3.10. RNA Sequencing

RNA-sequencing was performed using total RNAs extracted from three-week-old leaves of the WT, OX5-4, and atbbd1 lines grown under drought conditions (20% PEG, 6 h), because AtBBD1 gene expression is highest under this condition. Total RNAs extracted from at least five leaves from five individual plants of each genotype were treated with RNase-free DNase I (Invitogen). The concentration of RNA was determined using a DropSense 96 (PerkinElmer) and RiboGreen (Invitogen), and the integrity of RNA was analyzed with a Bioanalyzer RNA Chip (Agilent Technologies). The RNA with a RIN number ≥ 6 was considered for RNA sequencing. The sequencing library was constructed using TruSeq Stranded mRNA Library Prep (Illumina) using 1 μg of total RNA of each sample. The libraries were further validated by Agilent 2100 Bioanalyzer (Agilent Technologies). Afterward, sequencing was performed on a Nextseq 500 Sequencer System (Illumina).

3.11. Data Access

The RNA-seq data of this study have been deposited in NCBI Gene Expression Omnibus (GEO, http://www.ncbi.nlm.nih.gov/geo/ (accessed on 17 February 2021)) with accession number GSE152163.

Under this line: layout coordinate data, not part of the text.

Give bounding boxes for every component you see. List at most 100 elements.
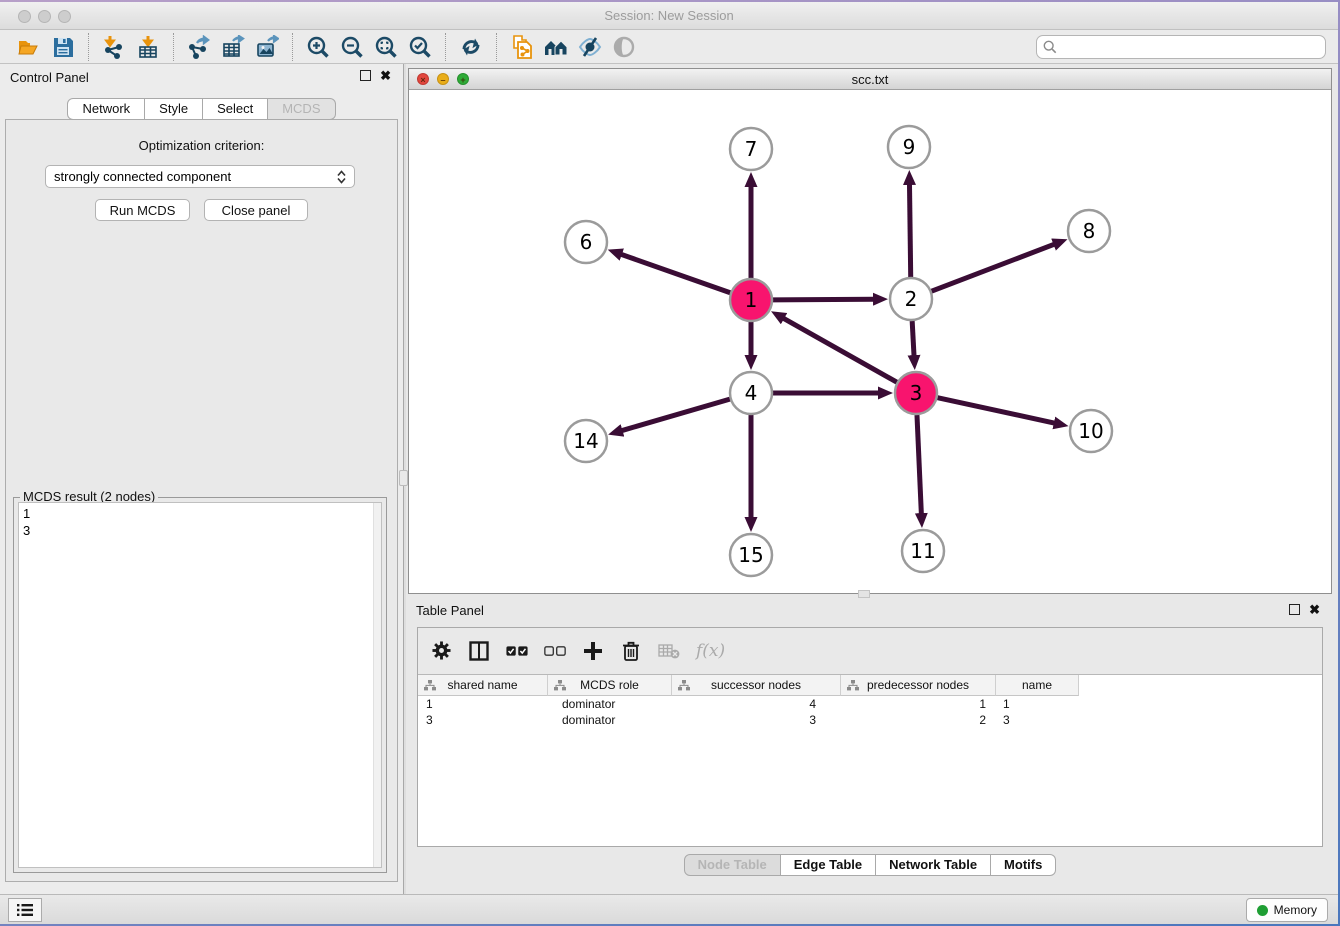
first-neighbors-button[interactable] xyxy=(539,32,573,62)
column-tree-icon xyxy=(424,680,436,691)
table-row[interactable]: 1dominator411 xyxy=(418,696,1079,712)
result-scrollbar[interactable] xyxy=(373,503,381,867)
column-tree-icon xyxy=(554,680,566,691)
table-settings-button[interactable] xyxy=(430,640,452,662)
table-panel-inner: f(x) shared name MCDS role successor nodes… xyxy=(417,627,1323,847)
import-network-button[interactable] xyxy=(97,32,131,62)
graph-edge-1-6[interactable] xyxy=(621,254,730,292)
graph-node-label: 14 xyxy=(573,429,598,453)
tab-mcds[interactable]: MCDS xyxy=(268,98,335,120)
network-frame-title: scc.txt xyxy=(409,72,1331,87)
zoom-in-button[interactable] xyxy=(301,32,335,62)
horizontal-splitter-handle[interactable] xyxy=(858,590,870,598)
column-header[interactable]: name xyxy=(996,675,1079,696)
float-panel-icon[interactable] xyxy=(360,70,371,81)
task-history-button[interactable] xyxy=(8,898,42,922)
close-panel-icon[interactable]: ✖ xyxy=(1309,604,1320,615)
import-table-button[interactable] xyxy=(131,32,165,62)
graphics-details-button[interactable] xyxy=(573,32,607,62)
main-toolbar xyxy=(0,30,1338,64)
export-image-button[interactable] xyxy=(250,32,284,62)
column-header[interactable]: MCDS role xyxy=(548,675,672,696)
delete-table-button[interactable] xyxy=(658,640,680,662)
first-neighbors-icon xyxy=(544,35,568,59)
export-table-button[interactable] xyxy=(216,32,250,62)
toolbar-separator xyxy=(496,33,497,61)
search-box[interactable] xyxy=(1036,35,1326,59)
control-panel-header: Control Panel ✖ xyxy=(0,64,403,90)
toolbar-separator xyxy=(88,33,89,61)
add-column-icon xyxy=(583,641,603,661)
deselect-all-button[interactable] xyxy=(544,640,566,662)
graph-edge-1-2[interactable] xyxy=(773,299,874,300)
zoom-selected-button[interactable] xyxy=(403,32,437,62)
graph-edge-2-3[interactable] xyxy=(912,321,914,356)
import-network-icon xyxy=(102,35,126,59)
tab-motifs[interactable]: Motifs xyxy=(991,854,1056,876)
network-graph[interactable]: 1234678910111415 xyxy=(409,90,1331,593)
column-header-label: shared name xyxy=(447,678,517,692)
close-panel-icon[interactable]: ✖ xyxy=(380,70,391,81)
optimization-criterion-label: Optimization criterion: xyxy=(6,138,397,153)
delete-columns-button[interactable] xyxy=(620,640,642,662)
tab-style[interactable]: Style xyxy=(145,98,203,120)
select-all-button[interactable] xyxy=(506,640,528,662)
close-panel-button[interactable]: Close panel xyxy=(204,199,308,221)
tab-edge-table[interactable]: Edge Table xyxy=(781,854,876,876)
toolbar-separator xyxy=(173,33,174,61)
column-header[interactable]: shared name xyxy=(418,675,548,696)
table-toolbar: f(x) xyxy=(418,628,1322,673)
birds-eye-button[interactable] xyxy=(607,32,641,62)
update-network-button[interactable] xyxy=(454,32,488,62)
zoom-out-button[interactable] xyxy=(335,32,369,62)
control-panel: Control Panel ✖ Network Style Select MCD… xyxy=(0,64,403,894)
search-icon xyxy=(1043,40,1057,54)
result-line: 3 xyxy=(23,522,377,539)
clone-network-button[interactable] xyxy=(505,32,539,62)
table-cell: 3 xyxy=(996,712,1079,728)
table-cell: 4 xyxy=(672,696,841,712)
graph-node-label: 8 xyxy=(1083,219,1096,243)
birds-eye-icon xyxy=(612,35,636,59)
table-panel-tabs: Node Table Edge Table Network Table Moti… xyxy=(408,854,1332,876)
tab-network-table[interactable]: Network Table xyxy=(876,854,991,876)
memory-button[interactable]: Memory xyxy=(1246,898,1328,922)
save-session-button[interactable] xyxy=(46,32,80,62)
gear-icon xyxy=(432,641,451,660)
graph-edge-2-9[interactable] xyxy=(909,184,910,277)
column-header[interactable]: successor nodes xyxy=(672,675,841,696)
column-header-label: predecessor nodes xyxy=(867,678,969,692)
run-mcds-button[interactable]: Run MCDS xyxy=(95,199,190,221)
mcds-result-textarea[interactable]: 1 3 xyxy=(18,502,382,868)
export-network-button[interactable] xyxy=(182,32,216,62)
graph-edge-3-1[interactable] xyxy=(783,318,897,382)
zoom-fit-button[interactable] xyxy=(369,32,403,62)
graph-node-label: 1 xyxy=(745,288,758,312)
vertical-splitter-handle[interactable] xyxy=(399,470,408,486)
tab-network[interactable]: Network xyxy=(67,98,145,120)
function-builder-button[interactable]: f(x) xyxy=(696,640,725,662)
graph-node-label: 11 xyxy=(910,539,935,563)
column-header[interactable]: predecessor nodes xyxy=(841,675,996,696)
memory-status-icon xyxy=(1257,905,1268,916)
graph-edge-2-8[interactable] xyxy=(932,244,1055,291)
create-column-button[interactable] xyxy=(582,640,604,662)
network-canvas[interactable]: 1234678910111415 xyxy=(409,90,1331,593)
table-panel-header: Table Panel ✖ xyxy=(408,600,1332,624)
zoom-in-icon xyxy=(306,35,330,59)
search-input[interactable] xyxy=(1061,40,1319,54)
table-row[interactable]: 3dominator323 xyxy=(418,712,1079,728)
graph-edge-3-11[interactable] xyxy=(917,415,921,514)
show-column-panel-button[interactable] xyxy=(468,640,490,662)
criterion-select[interactable]: strongly connected component xyxy=(45,165,355,188)
table-panel-title: Table Panel xyxy=(416,603,484,618)
tab-select[interactable]: Select xyxy=(203,98,268,120)
graph-edge-3-10[interactable] xyxy=(937,398,1054,423)
tab-node-table[interactable]: Node Table xyxy=(684,854,781,876)
open-file-icon xyxy=(17,35,41,59)
save-session-icon xyxy=(51,35,75,59)
column-header-label: successor nodes xyxy=(711,678,801,692)
graph-edge-4-14[interactable] xyxy=(622,399,730,431)
open-file-button[interactable] xyxy=(12,32,46,62)
float-panel-icon[interactable] xyxy=(1289,604,1300,615)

3.12. Transcriptome Data Analysis

The raw sequence reads were processed for removal of adapter sequences, followed by qualitative analysis of raw reads using FastQC (http://www.bioinformatics.babraham.ac.uk/projects/fastqc (accessed on 17 February 2021)). The high-quality reads were then mapped against the Arabidopsis thaliana reference genome TAIR10 (downloaded from http://arabidopsis.org (accessed on 17 February 2021)) using HISAT2 version 2.1.0 [45] with default parameters. Differentially expressed genes were identified using the Cufflinks pipeline [46] and were filtered based on fold-change. Genes with at least two-fold change of RPKM values (reads per kilobase of transcript, per million mapped reads) between two datasets were considered as differentially expressed genes (DEGs). Gene ontology (GO) enrichment analysis was performed using AgriGo Version 2 [47]. We selected the GO terms with Benjamini adjusted p-value ≥ 0.05. The heatmap was generated using R programming language (version 4.0.0) and “gplots” package (version 3.0.3).

3.13. Statistical Analysis

All statistical comparisons between variants were determined using Graphpad Prism 7 statistical software. Statistical analysis was assessed using one-way ANOVA with post-hoc Tukey test with a 0.05 level of significance (95% confidence interval).